Davos tells the doppelganger to guard the crypts, thinking she'll be safe there. Then there's Jon convincing Samwell Tarly to protect Gilly and her son by hanging with them in the crypts. And Daenerys sending Tyrion to the crypts because his brain is too important to go to waste.
So, let's talk about these crypts, shall we?
We've long known they were going to be pretty important this season. One of HBO's first major teaser trailers for season 8 showed Jon Snow, Sansa and Arya Stark walking through them and looking at statues of their ancestors while hearing the dead's whispered voices.
Then, gasp, they reach the end of the hallway only to find statues of themselves. A cold wind blows through the crypts, and the siblings pull their swords.
Obviously, part of the trailer's purpose was to remind us that for thousands of years the Starks have ruled Winterfell, which will be the site of the first huge battle of season 8. But it's also a good reminder of what the crypts are: a place where a bunch of dead people are stored.
And now, a bunch of living people are hiding out where a bunch of dead people reside.
And a dude leading an army of the UNDEAD is on his way. And that dude can raise the dead. Hmm...
There's a theory out there that everyone in the crypts will die because the Night King will reanimate the corpses, and it's a compelling one. That would mean we'd probably be treated to a headless Ned Stark running around (with Catelyn, Rickon and Robb at his side?) and beheading his own family, an image that would certainly resonate with fans who at one time considered him to be the show's most honorable protagonist.
And it is somewhat foreshadowed by the books. In "A Game of Thrones," Martin wrote of Jon Snow:
Last night he had dreamt the Winterfell dream again. He was wandering the empty castle, searching for his father, descending into the crypts. Only this time the dream had gone further than before. In the dark he'd heard the scrape of stone on stone. When he turned he saw that the vaults were opening, one after the other. As the dead kings came stumbling from their cold black graves, Jon had woken in pitch-dark, his heart hammering.
We don't want to dive too deeply into book lore here, but it seems like two major points transferred over to the show: The crypts are actually larger than the castle and are filled with about 8,000 years' worth of dead Starks.
With that in mind, this theory has some holes.
While the crypts are full of bodies, it seems that most of them would be decomposed beyond the point of reanimation, at least beyond the point of useful reanimation. Second, the wight that folk band Jon Snow and the Bearded Boys captured in Season 7 and brought to show Cersei couldn't even break out of a wooden crate. How on earth would they break out of, well, the earth?
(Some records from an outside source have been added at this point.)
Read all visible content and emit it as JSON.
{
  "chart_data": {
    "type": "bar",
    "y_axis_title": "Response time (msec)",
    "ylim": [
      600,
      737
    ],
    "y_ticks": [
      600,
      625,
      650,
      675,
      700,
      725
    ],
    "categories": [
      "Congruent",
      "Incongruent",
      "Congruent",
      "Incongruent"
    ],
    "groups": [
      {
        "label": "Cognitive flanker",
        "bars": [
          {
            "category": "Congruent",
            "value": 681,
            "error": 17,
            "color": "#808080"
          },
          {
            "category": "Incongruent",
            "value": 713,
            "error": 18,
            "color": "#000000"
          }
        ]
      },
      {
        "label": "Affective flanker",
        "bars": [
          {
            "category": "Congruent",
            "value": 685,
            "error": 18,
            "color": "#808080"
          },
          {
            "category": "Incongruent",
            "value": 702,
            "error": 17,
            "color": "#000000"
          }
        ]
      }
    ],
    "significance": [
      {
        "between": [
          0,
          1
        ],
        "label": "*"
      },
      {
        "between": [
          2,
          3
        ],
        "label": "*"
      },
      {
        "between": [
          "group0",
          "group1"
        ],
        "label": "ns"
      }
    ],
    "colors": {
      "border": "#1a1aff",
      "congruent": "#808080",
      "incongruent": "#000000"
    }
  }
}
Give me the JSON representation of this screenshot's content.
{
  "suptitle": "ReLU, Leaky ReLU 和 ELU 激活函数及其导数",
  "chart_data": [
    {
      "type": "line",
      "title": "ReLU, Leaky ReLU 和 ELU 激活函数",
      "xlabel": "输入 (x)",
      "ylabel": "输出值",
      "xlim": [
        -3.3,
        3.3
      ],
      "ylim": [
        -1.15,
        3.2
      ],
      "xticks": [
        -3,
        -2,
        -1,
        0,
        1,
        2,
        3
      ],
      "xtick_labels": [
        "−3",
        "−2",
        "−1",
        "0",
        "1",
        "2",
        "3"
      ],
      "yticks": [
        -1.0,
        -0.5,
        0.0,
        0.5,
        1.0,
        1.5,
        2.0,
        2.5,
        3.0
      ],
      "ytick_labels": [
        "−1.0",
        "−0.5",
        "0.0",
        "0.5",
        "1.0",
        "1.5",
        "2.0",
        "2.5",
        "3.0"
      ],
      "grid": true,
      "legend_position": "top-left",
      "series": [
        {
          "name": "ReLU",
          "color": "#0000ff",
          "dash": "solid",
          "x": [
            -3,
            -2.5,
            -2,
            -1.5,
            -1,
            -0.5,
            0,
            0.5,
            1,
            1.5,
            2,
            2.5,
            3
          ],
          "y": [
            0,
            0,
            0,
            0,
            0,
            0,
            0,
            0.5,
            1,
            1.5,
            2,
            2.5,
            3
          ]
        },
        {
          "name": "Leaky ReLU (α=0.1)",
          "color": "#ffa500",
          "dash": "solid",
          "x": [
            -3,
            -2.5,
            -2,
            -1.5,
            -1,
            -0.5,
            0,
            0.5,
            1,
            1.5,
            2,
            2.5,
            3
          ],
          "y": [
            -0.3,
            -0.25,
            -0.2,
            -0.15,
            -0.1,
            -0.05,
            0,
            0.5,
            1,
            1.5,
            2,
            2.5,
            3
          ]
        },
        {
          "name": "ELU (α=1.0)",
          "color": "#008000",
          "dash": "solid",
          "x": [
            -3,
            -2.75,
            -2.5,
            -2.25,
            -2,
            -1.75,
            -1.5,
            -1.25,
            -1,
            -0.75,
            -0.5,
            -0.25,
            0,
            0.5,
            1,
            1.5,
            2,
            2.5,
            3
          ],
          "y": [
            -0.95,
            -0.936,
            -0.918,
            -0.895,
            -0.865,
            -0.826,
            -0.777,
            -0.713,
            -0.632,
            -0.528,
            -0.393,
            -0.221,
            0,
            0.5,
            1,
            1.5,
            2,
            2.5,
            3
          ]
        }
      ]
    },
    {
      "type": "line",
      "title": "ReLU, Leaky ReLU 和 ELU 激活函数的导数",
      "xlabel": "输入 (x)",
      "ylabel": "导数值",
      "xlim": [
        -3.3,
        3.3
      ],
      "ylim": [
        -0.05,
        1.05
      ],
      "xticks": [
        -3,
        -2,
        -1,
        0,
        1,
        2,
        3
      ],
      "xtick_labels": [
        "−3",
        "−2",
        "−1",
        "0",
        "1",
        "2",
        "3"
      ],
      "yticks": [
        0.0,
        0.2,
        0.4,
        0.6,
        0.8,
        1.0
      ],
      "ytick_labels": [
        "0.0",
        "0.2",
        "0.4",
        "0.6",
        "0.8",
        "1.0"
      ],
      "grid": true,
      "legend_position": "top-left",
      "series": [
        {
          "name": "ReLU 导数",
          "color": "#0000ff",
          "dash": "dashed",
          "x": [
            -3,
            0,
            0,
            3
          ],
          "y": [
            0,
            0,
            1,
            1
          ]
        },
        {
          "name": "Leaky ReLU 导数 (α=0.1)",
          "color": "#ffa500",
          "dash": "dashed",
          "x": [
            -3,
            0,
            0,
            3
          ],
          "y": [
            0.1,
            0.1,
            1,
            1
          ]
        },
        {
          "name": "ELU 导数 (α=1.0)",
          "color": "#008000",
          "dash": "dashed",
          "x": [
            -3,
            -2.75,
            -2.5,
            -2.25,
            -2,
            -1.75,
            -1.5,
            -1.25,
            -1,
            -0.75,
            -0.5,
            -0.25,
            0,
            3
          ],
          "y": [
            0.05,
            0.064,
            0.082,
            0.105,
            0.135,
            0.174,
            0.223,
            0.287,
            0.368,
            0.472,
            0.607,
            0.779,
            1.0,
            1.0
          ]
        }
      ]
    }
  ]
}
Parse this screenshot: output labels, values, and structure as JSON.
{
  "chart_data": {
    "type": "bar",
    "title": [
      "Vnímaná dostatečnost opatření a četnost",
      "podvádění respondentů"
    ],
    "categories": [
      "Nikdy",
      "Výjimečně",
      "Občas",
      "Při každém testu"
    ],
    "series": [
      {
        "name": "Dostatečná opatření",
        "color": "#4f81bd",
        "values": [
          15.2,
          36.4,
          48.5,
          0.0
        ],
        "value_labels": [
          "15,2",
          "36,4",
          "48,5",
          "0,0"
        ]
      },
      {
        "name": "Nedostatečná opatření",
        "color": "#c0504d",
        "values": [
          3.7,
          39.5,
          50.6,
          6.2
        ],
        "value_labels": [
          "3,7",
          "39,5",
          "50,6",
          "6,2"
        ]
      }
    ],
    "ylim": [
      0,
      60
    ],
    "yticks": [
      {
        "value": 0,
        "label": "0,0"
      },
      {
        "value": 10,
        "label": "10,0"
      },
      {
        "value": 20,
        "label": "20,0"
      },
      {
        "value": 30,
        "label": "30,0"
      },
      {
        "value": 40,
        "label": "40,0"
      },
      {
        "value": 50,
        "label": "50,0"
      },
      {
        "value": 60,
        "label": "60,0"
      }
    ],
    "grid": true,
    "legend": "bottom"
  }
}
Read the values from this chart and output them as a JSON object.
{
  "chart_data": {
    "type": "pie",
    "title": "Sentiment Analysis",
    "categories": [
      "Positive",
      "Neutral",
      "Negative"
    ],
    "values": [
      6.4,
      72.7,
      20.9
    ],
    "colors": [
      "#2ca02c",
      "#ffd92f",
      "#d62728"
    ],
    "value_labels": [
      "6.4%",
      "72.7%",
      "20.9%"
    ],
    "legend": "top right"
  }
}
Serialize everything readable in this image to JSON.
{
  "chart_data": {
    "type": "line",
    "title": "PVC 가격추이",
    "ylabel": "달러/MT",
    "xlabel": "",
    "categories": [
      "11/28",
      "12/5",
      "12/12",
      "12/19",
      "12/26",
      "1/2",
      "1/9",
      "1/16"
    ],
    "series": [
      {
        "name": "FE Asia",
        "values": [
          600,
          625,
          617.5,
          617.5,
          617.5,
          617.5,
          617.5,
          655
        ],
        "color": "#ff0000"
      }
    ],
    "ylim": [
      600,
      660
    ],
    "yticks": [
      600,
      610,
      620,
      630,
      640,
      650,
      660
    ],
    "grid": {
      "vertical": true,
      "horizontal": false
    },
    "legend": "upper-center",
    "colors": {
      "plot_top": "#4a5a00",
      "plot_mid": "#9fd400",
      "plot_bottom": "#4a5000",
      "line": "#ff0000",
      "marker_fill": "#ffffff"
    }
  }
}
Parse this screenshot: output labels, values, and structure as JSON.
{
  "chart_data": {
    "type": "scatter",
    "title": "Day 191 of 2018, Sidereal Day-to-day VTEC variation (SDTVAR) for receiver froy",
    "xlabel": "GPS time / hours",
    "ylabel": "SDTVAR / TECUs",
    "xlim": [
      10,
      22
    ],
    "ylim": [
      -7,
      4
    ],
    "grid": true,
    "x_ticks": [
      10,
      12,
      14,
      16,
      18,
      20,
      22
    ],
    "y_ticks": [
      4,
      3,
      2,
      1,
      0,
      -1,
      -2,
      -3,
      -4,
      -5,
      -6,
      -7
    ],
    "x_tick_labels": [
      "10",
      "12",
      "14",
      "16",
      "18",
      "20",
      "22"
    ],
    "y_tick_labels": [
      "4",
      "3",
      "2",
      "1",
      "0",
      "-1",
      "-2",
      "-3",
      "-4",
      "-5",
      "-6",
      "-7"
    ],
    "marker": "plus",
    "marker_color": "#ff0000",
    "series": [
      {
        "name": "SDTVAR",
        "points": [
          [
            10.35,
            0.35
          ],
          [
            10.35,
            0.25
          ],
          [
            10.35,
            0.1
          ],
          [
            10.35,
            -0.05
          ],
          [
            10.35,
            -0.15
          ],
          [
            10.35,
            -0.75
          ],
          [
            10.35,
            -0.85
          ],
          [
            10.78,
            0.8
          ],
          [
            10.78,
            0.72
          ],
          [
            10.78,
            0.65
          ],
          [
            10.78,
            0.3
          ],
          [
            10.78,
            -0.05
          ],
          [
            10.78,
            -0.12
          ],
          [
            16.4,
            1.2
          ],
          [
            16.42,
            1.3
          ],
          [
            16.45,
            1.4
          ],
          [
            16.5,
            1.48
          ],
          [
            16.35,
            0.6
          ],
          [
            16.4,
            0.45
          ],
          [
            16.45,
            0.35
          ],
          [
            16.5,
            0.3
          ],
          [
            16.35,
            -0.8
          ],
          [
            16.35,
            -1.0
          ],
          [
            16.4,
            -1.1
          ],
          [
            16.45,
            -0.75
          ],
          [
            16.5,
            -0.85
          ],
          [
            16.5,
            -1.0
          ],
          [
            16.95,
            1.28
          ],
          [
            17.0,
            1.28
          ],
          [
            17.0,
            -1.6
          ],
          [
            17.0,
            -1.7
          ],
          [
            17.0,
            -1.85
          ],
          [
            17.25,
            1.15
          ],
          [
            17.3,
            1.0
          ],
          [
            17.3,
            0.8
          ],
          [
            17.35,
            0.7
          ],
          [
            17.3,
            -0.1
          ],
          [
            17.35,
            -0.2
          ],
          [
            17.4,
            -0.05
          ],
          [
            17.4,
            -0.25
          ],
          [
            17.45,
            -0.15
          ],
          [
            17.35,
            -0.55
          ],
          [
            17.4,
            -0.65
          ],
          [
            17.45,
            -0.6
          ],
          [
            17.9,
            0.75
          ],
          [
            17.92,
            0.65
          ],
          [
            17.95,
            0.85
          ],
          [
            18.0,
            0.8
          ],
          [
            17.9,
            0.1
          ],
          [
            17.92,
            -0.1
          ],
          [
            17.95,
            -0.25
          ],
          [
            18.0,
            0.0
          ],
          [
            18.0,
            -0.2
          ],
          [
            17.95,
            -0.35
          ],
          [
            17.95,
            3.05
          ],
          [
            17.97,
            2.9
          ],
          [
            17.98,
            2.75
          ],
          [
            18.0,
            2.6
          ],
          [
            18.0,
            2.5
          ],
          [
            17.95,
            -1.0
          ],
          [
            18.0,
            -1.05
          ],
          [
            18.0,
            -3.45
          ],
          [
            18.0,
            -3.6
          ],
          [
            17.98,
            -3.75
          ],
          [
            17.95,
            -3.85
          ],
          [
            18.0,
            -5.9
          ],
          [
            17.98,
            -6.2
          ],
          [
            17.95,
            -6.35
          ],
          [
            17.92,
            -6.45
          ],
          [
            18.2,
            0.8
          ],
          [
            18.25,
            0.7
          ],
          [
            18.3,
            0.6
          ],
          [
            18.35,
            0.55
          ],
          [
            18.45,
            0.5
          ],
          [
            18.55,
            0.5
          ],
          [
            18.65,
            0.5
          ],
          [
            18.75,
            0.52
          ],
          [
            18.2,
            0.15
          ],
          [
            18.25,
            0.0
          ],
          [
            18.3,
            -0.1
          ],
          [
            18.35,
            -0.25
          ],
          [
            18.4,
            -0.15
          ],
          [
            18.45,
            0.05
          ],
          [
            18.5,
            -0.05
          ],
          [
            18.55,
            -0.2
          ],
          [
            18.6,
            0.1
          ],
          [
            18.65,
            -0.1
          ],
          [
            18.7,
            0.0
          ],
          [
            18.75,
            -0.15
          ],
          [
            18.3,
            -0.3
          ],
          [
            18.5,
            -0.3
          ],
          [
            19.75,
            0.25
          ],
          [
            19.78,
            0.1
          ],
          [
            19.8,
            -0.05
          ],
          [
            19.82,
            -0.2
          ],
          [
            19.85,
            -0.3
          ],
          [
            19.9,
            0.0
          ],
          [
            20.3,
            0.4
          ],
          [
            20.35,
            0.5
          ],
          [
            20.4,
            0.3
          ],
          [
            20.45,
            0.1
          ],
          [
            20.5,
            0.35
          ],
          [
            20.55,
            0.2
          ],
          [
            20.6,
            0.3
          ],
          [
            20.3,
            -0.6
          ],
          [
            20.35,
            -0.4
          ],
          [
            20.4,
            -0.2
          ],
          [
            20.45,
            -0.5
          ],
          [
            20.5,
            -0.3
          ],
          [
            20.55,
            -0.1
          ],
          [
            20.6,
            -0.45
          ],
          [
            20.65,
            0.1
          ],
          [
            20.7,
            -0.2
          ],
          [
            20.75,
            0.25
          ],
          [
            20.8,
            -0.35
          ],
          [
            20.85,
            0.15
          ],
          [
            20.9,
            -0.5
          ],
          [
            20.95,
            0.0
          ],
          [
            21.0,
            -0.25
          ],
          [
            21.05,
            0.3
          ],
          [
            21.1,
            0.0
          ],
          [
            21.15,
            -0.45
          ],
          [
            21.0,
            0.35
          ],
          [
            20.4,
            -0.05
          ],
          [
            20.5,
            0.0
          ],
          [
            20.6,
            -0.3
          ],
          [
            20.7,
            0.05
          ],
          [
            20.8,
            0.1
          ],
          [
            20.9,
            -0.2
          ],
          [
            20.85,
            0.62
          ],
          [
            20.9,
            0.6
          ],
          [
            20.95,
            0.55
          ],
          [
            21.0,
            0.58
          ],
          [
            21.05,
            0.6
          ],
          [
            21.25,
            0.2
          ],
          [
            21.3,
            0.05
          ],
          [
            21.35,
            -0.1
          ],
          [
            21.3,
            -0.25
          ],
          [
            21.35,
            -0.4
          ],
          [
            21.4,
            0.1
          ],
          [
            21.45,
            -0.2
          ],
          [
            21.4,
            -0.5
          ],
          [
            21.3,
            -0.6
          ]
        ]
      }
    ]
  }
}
It also seems like it would be an insanely lazy plot point for a show that earned accolades for being deeply nuanced. Someone would have thought about the dead people, right? Tyrion's been making some boneheaded decisions lately, but the show went out of its way on Sunday to emphasise how intelligent he is. If even he can't see what a bunch of people on Twitter can - that the crypts are, well, crypts, and that might go poorly - then maybe the living don't deserve to win?
There's another theory floating around that the dead will rise, but some form of old magic will have them fighting alongside the living rather than against them - which would also feel like pretty cheap deus ex machina-ish storytelling.
The most likely theory has nothing to do with the bodies stored in the crypts, but instead focuses on architecture. The crypt isn't exactly an open-floorplan office. If the Night King's buddies get in there, everyone could be trapped, becoming fish in a very sad barrel.
Or maybe everyone in the crypts really will be safe and sound, and this story will have a happy ending, just like everybody says.